In order to improve the efficiency of these “ fat clients ”, the ISV should review assumptions about the user environment and adopt a leaner approach. Lighter libraries, modularization, “ garbage collection ”, optimization of memory usage and more efficient processes remain high in development priorities. Cloud-native features such as file storage, system caching and more efficient/larger file engines can easily be integrated into the system with better performance and cost-effectiveness compared to the traditional on-premise approach. We have seen a reduction in the size of these “ fat clients ” by more than 30%, with a direct impact on infrastructure costs, while improving the user experience.
Auto.Sky also handles the virtualization of “ fat Auto.Sky ”. Constant monitoring allows the platform to be able to scale the client application's resources up and down, reducing the average size of this layer of the solution. Cloud resources are billed on an hourly basis, so any hours saved on unused resources during nights and weekends have a positive impact on spending, which is automatically managed by Auto.Sky . More than 60% of the resources of “ fat clients ” can be optimized when using Auto.Sky , compared to a simple “ hosting ” approach making this platform a much more efficient solution to virtualize any ERP.
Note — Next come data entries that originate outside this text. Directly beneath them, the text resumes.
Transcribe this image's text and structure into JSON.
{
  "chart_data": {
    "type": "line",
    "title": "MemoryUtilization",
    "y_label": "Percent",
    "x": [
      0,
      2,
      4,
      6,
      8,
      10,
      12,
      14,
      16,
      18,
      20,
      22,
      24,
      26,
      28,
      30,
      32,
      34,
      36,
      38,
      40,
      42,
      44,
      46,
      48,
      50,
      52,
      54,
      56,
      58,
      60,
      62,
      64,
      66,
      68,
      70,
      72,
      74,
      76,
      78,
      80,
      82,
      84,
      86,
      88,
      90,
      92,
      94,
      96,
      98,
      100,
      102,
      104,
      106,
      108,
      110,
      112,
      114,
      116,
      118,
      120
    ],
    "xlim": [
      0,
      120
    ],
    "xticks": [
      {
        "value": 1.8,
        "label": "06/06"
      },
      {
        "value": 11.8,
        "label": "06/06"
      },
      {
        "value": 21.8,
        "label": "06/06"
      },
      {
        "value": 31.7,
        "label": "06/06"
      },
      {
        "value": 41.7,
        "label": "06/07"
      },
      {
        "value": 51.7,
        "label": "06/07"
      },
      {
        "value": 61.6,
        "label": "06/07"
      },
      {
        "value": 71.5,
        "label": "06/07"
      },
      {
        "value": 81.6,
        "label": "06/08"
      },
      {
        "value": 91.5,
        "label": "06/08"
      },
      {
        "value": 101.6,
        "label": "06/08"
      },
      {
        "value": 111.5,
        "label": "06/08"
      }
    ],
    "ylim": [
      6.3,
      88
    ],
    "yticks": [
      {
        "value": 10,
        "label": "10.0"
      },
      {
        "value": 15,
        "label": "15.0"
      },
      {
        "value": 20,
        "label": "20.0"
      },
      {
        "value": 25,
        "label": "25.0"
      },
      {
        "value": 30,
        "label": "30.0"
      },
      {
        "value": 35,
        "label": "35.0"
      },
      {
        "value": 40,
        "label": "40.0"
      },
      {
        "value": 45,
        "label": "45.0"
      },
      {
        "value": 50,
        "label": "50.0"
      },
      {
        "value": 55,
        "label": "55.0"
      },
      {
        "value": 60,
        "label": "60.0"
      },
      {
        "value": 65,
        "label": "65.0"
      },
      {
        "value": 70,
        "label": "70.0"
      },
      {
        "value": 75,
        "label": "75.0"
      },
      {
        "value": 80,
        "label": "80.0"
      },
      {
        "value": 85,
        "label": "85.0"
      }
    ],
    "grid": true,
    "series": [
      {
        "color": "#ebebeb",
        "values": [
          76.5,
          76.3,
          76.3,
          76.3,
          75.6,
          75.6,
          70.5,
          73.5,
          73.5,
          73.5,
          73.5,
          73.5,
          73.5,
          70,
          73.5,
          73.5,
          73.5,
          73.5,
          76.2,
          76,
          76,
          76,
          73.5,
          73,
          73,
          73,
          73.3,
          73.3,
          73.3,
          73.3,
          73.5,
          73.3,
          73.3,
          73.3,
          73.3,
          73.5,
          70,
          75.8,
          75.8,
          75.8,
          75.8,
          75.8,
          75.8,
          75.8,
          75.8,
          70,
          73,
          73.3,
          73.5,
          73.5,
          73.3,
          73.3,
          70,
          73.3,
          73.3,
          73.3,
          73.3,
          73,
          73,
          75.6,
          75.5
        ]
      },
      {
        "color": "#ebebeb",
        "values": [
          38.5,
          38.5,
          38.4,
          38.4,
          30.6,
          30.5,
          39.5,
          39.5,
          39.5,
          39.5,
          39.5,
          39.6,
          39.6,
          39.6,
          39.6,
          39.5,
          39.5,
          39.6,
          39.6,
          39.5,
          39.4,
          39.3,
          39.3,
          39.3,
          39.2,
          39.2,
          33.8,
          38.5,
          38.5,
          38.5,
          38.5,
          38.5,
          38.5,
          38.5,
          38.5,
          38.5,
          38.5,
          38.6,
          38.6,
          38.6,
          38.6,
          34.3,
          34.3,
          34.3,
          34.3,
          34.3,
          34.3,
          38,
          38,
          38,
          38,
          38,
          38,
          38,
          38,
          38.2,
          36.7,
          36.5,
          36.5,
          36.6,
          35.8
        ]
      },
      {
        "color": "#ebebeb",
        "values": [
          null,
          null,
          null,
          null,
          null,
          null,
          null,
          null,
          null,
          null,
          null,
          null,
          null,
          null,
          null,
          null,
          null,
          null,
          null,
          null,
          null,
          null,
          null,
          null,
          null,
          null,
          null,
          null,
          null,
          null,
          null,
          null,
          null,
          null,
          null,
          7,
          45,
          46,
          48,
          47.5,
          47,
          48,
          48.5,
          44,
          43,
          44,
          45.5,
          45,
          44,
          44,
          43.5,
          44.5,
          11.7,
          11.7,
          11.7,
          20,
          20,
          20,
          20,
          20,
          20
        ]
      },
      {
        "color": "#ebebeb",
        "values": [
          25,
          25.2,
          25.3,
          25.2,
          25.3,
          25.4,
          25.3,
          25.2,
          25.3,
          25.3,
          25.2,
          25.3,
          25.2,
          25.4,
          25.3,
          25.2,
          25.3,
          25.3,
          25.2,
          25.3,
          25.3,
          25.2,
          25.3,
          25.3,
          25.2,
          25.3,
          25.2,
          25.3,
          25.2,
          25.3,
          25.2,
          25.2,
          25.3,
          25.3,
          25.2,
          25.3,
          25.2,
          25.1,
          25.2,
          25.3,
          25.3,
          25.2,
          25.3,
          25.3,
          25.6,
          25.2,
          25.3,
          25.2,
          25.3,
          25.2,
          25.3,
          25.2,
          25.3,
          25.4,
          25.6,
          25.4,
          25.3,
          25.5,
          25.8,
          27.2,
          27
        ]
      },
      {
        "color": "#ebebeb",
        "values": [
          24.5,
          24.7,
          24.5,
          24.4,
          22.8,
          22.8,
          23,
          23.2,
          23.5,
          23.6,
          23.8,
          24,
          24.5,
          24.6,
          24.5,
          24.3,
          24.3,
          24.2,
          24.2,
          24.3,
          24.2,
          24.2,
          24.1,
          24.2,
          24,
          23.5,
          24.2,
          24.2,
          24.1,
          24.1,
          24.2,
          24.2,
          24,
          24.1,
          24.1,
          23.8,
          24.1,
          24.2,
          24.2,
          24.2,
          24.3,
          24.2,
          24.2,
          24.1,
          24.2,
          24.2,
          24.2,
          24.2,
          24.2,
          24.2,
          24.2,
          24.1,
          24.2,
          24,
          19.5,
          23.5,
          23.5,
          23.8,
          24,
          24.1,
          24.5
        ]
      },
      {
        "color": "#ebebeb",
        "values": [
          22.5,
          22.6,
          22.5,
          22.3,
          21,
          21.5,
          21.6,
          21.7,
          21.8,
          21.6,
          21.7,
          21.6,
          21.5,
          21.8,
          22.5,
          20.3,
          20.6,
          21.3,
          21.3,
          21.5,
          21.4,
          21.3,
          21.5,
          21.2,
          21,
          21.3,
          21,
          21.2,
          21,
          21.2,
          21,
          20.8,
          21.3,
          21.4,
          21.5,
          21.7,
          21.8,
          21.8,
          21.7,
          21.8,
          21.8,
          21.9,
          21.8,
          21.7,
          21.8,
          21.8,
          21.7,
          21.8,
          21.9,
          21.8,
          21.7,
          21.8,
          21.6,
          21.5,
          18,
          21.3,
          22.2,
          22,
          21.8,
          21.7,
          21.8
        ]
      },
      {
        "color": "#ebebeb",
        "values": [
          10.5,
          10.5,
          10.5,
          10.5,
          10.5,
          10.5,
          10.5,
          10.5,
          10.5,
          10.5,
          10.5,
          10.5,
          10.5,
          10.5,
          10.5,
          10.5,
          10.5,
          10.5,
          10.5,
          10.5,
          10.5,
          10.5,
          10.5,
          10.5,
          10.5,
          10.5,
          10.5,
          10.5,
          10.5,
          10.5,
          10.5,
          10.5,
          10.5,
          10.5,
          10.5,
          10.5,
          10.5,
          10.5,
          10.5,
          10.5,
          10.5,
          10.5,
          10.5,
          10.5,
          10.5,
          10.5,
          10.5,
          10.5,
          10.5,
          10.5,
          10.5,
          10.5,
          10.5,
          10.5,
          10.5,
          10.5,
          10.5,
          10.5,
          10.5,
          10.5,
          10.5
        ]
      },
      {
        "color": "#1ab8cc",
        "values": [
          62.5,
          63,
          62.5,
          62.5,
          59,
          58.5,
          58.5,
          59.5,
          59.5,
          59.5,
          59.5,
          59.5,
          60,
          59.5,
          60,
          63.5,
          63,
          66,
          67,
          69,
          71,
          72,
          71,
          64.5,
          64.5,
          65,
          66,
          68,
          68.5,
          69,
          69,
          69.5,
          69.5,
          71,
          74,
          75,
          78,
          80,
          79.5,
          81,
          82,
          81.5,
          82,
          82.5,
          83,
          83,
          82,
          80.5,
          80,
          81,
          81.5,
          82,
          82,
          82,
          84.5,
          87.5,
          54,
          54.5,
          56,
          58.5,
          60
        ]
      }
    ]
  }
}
There are some challenges to bringing an original on-premise solution to the same level of hardware efficiency as a cloud-native ERP solution. However, the customer loyalty and value of the customized solutions these systems offer will keep these client-server solutions relevant for a long time to come. The first step in offering a one-way ticket to the cloud is finding the right hardware footprint so they can fly smoothly through this new environment.
This content was produced by SkyOne's team of cloud and digital transformation experts.